Car si la globalisation vient perturber le sentiment franchouillard traditionnel – le Français se sentant partie prenante d’un destin européen -, comment concevoir une dimension qui ne serait qu’insulaire et qui échapperait au sentiment d’appartenance à un ensemble beaucoup plus vaste, français, bien sûr, européen aussi, le tout dans une vision beaucoup plus planétaire ?

« Les syndicats ont appelé à des grèves dans les services publics cette semaine, mais les Français paraissent plus prêts à une « grève par procuration », lit-on encore dans le quotidien national. Peut-être cela aura-t-il été le cas en définitive sur l’Archipel en ce 20 janvier 2005.

Et Le Monde de souligner encore : « Les études d’opinion européenne traduisent un pessimisme collectif très fort doublé paradoxalement d’une relative confiance individuelle. On croit en soi sans plus croire dans ses dirigeants politiques, économiques et syndicaux. »

Ce repli sur la débrouillardise individuelle n’est-il pas caractéristique lui aussi de notre société archipellienne où force est de constater l’évanescence de l’action syndicale ? Quand les ressorts collectifs ne fonctionnent plus, il faut bien « chenaler », coûte que coûte, se diront beaucoup. Mais jusqu’à quand, pourra se demander un partisan de l’action collective ?

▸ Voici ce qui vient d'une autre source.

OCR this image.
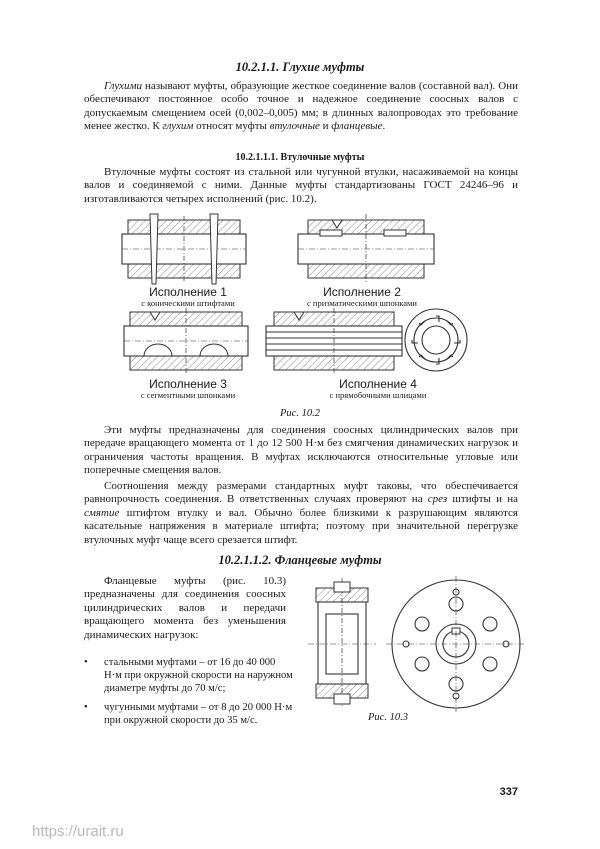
10.2.1.1. Глухие муфты

Глухими называют муфты, образующие жесткое соединение валов (составной вал). Они обеспечивают постоянное особо точное и надежное соединение соосных валов с допускаемым смещением осей (0,002–0,005) мм; в длинных валопроводах это требование менее жестко. К глухим относят муфты втулочные и фланцевые.

10.2.1.1.1. Втулочные муфты

Втулочные муфты состоят из стальной или чугунной втулки, насаживаемой на концы валов и соединяемой с ними. Данные муфты стандартизованы ГОСТ 24246–96 и изготавливаются четырех исполнений (рис. 10.2).

Исполнение 1
с коническими штифтами
Исполнение 2
с призматическими шпонками
Исполнение 3
с сегментными шпонками
Исполнение 4
с прямобочными шлицами
Рис. 10.2

Эти муфты предназначены для соединения соосных цилиндрических валов при передаче вращающего момента от 1 до 12 500 Н·м без смягчения динамических нагрузок и ограничения частоты вращения. В муфтах исключаются относительные угловые или поперечные смещения валов.

Соотношения между размерами стандартных муфт таковы, что обеспечивается равнопрочность соединения. В ответственных случаях проверяют на срез штифты и на смятие штифтом втулку и вал. Обычно более близкими к разрушающим являются касательные напряжения в материале штифта; поэтому при значительной перегрузке втулочных муфт чаще всего срезается штифт.

10.2.1.1.2. Фланцевые муфты

Фланцевые муфты (рис. 10.3) предназначены для соединения соосных цилиндрических валов и передачи вращающего момента без уменьшения динамических нагрузок:

• стальными муфтами – от 16 до 40 000 Н·м при окружной скорости на наружном диаметре муфты до 70 м/с;
• чугунными муфтами – от 8 до 20 000 Н·м при окружной скорости до 35 м/с.	Рис. 10.3
337
https://urait.ru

« Les Français sont en train d’aborder leur nouvelle condition historique qui est la globalisation. Cela restructure leurs identités individuelles et collectives et travaille la façon dont les individus se représentent leurs enjeux, y compris nationaux », analyse le directeur de l’Observatoire Interrégional du Politique (occasion de mentionner un observatoire de plus, tout aussi inconnu que beaucoup d’autres).

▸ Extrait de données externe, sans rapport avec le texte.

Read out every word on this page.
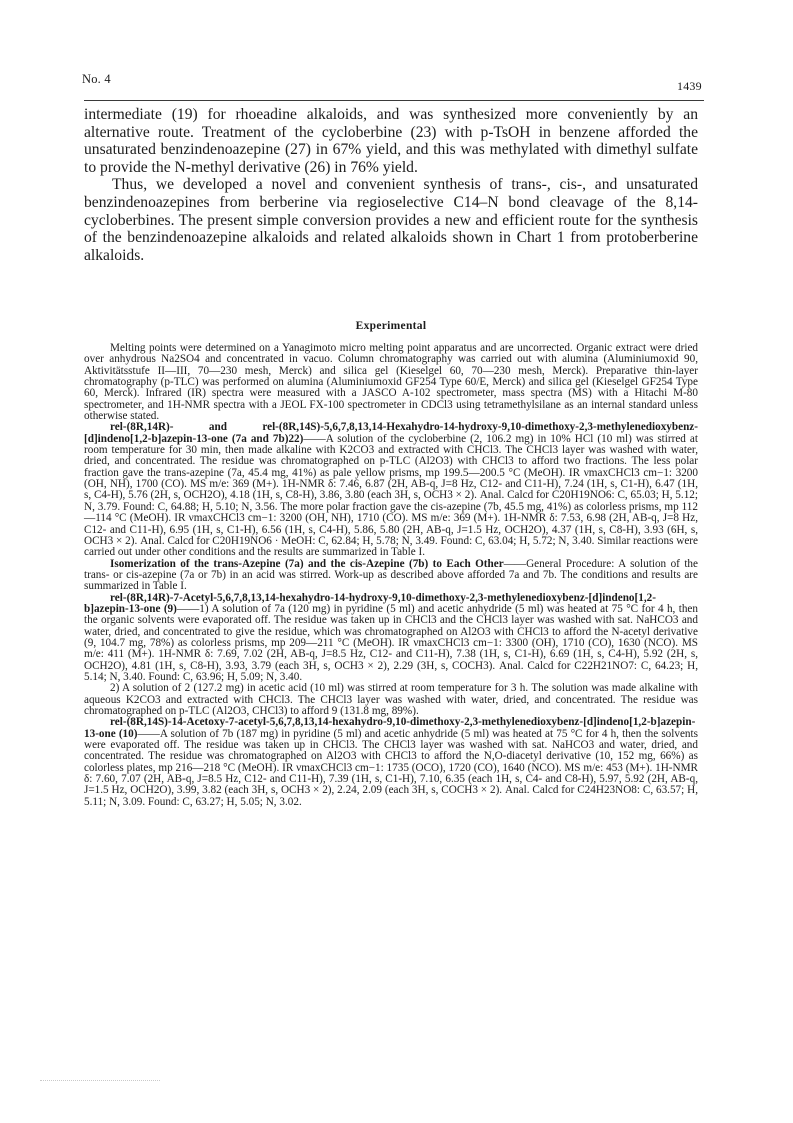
No. 4	1439

intermediate (19) for rhoeadine alkaloids, and was synthesized more conveniently by an alternative route. Treatment of the cycloberbine (23) with p-TsOH in benzene afforded the unsaturated benzindenoazepine (27) in 67% yield, and this was methylated with dimethyl sulfate to provide the N-methyl derivative (26) in 76% yield.

Thus, we developed a novel and convenient synthesis of trans-, cis-, and unsaturated benzindenoazepines from berberine via regioselective C14–N bond cleavage of the 8,14-cycloberbines. The present simple conversion provides a new and efficient route for the synthesis of the benzindenoazepine alkaloids and related alkaloids shown in Chart 1 from protoberberine alkaloids.

Experimental

Melting points were determined on a Yanagimoto micro melting point apparatus and are uncorrected. Organic extract were dried over anhydrous Na2SO4 and concentrated in vacuo. Column chromatography was carried out with alumina (Aluminiumoxid 90, Aktivitätsstufe II—III, 70—230 mesh, Merck) and silica gel (Kieselgel 60, 70—230 mesh, Merck). Preparative thin-layer chromatography (p-TLC) was performed on alumina (Aluminiumoxid GF254 Type 60/E, Merck) and silica gel (Kieselgel GF254 Type 60, Merck). Infrared (IR) spectra were measured with a JASCO A-102 spectrometer, mass spectra (MS) with a Hitachi M-80 spectrometer, and 1H-NMR spectra with a JEOL FX-100 spectrometer in CDCl3 using tetramethylsilane as an internal standard unless otherwise stated.

rel-(8R,14R)- and rel-(8R,14S)-5,6,7,8,13,14-Hexahydro-14-hydroxy-9,10-dimethoxy-2,3-methylenedioxybenz-[d]indeno[1,2-b]azepin-13-one (7a and 7b)22)——A solution of the cycloberbine (2, 106.2 mg) in 10% HCl (10 ml) was stirred at room temperature for 30 min, then made alkaline with K2CO3 and extracted with CHCl3. The CHCl3 layer was washed with water, dried, and concentrated. The residue was chromatographed on p-TLC (Al2O3) with CHCl3 to afford two fractions. The less polar fraction gave the trans-azepine (7a, 45.4 mg, 41%) as pale yellow prisms, mp 199.5—200.5 °C (MeOH). IR νmaxCHCl3 cm−1: 3200 (OH, NH), 1700 (CO). MS m/e: 369 (M+). 1H-NMR δ: 7.46, 6.87 (2H, AB-q, J=8 Hz, C12- and C11-H), 7.24 (1H, s, C1-H), 6.47 (1H, s, C4-H), 5.76 (2H, s, OCH2O), 4.18 (1H, s, C8-H), 3.86, 3.80 (each 3H, s, OCH3 × 2). Anal. Calcd for C20H19NO6: C, 65.03; H, 5.12; N, 3.79. Found: C, 64.88; H, 5.10; N, 3.56. The more polar fraction gave the cis-azepine (7b, 45.5 mg, 41%) as colorless prisms, mp 112—114 °C (MeOH). IR νmaxCHCl3 cm−1: 3200 (OH, NH), 1710 (CO). MS m/e: 369 (M+). 1H-NMR δ: 7.53, 6.98 (2H, AB-q, J=8 Hz, C12- and C11-H), 6.95 (1H, s, C1-H), 6.56 (1H, s, C4-H), 5.86, 5.80 (2H, AB-q, J=1.5 Hz, OCH2O), 4.37 (1H, s, C8-H), 3.93 (6H, s, OCH3 × 2). Anal. Calcd for C20H19NO6 · MeOH: C, 62.84; H, 5.78; N, 3.49. Found: C, 63.04; H, 5.72; N, 3.40. Similar reactions were carried out under other conditions and the results are summarized in Table I.

Isomerization of the trans-Azepine (7a) and the cis-Azepine (7b) to Each Other——General Procedure: A solution of the trans- or cis-azepine (7a or 7b) in an acid was stirred. Work-up as described above afforded 7a and 7b. The conditions and results are summarized in Table I.

rel-(8R,14R)-7-Acetyl-5,6,7,8,13,14-hexahydro-14-hydroxy-9,10-dimethoxy-2,3-methylenedioxybenz-[d]indeno[1,2-b]azepin-13-one (9)——1) A solution of 7a (120 mg) in pyridine (5 ml) and acetic anhydride (5 ml) was heated at 75 °C for 4 h, then the organic solvents were evaporated off. The residue was taken up in CHCl3 and the CHCl3 layer was washed with sat. NaHCO3 and water, dried, and concentrated to give the residue, which was chromatographed on Al2O3 with CHCl3 to afford the N-acetyl derivative (9, 104.7 mg, 78%) as colorless prisms, mp 209—211 °C (MeOH). IR νmaxCHCl3 cm−1: 3300 (OH), 1710 (CO), 1630 (NCO). MS m/e: 411 (M+). 1H-NMR δ: 7.69, 7.02 (2H, AB-q, J=8.5 Hz, C12- and C11-H), 7.38 (1H, s, C1-H), 6.69 (1H, s, C4-H), 5.92 (2H, s, OCH2O), 4.81 (1H, s, C8-H), 3.93, 3.79 (each 3H, s, OCH3 × 2), 2.29 (3H, s, COCH3). Anal. Calcd for C22H21NO7: C, 64.23; H, 5.14; N, 3.40. Found: C, 63.96; H, 5.09; N, 3.40.

2) A solution of 2 (127.2 mg) in acetic acid (10 ml) was stirred at room temperature for 3 h. The solution was made alkaline with aqueous K2CO3 and extracted with CHCl3. The CHCl3 layer was washed with water, dried, and concentrated. The residue was chromatographed on p-TLC (Al2O3, CHCl3) to afford 9 (131.8 mg, 89%).

rel-(8R,14S)-14-Acetoxy-7-acetyl-5,6,7,8,13,14-hexahydro-9,10-dimethoxy-2,3-methylenedioxybenz-[d]indeno[1,2-b]azepin-13-one (10)——A solution of 7b (187 mg) in pyridine (5 ml) and acetic anhydride (5 ml) was heated at 75 °C for 4 h, then the solvents were evaporated off. The residue was taken up in CHCl3. The CHCl3 layer was washed with sat. NaHCO3 and water, dried, and concentrated. The residue was chromatographed on Al2O3 with CHCl3 to afford the N,O-diacetyl derivative (10, 152 mg, 66%) as colorless plates, mp 216—218 °C (MeOH). IR νmaxCHCl3 cm−1: 1735 (OCO), 1720 (CO), 1640 (NCO). MS m/e: 453 (M+). 1H-NMR δ: 7.60, 7.07 (2H, AB-q, J=8.5 Hz, C12- and C11-H), 7.39 (1H, s, C1-H), 7.10, 6.35 (each 1H, s, C4- and C8-H), 5.97, 5.92 (2H, AB-q, J=1.5 Hz, OCH2O), 3.99, 3.82 (each 3H, s, OCH3 × 2), 2.24, 2.09 (each 3H, s, COCH3 × 2). Anal. Calcd for C24H23NO8: C, 63.57; H, 5.11; N, 3.09. Found: C, 63.27; H, 5.05; N, 3.02.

Remplaçons « Français » par « Saint-Pierrais et Miquelonnais » et nationaux par « insulaires » : « « Les Saint-Pierrais et Miquelonnais sont en train d’aborder leur nouvelle condition historique qui est la globalisation. Cela restructure leurs identités individuelles et collectives et travaille la façon dont les individus se représentent leurs enjeux, y compris insulaires ». Pardon pour le pastiche. Mais est-il postiche ? Les Français n’attendent-ils pas trop souvent qu’on leur botte les fesses pour se sentir à cul ?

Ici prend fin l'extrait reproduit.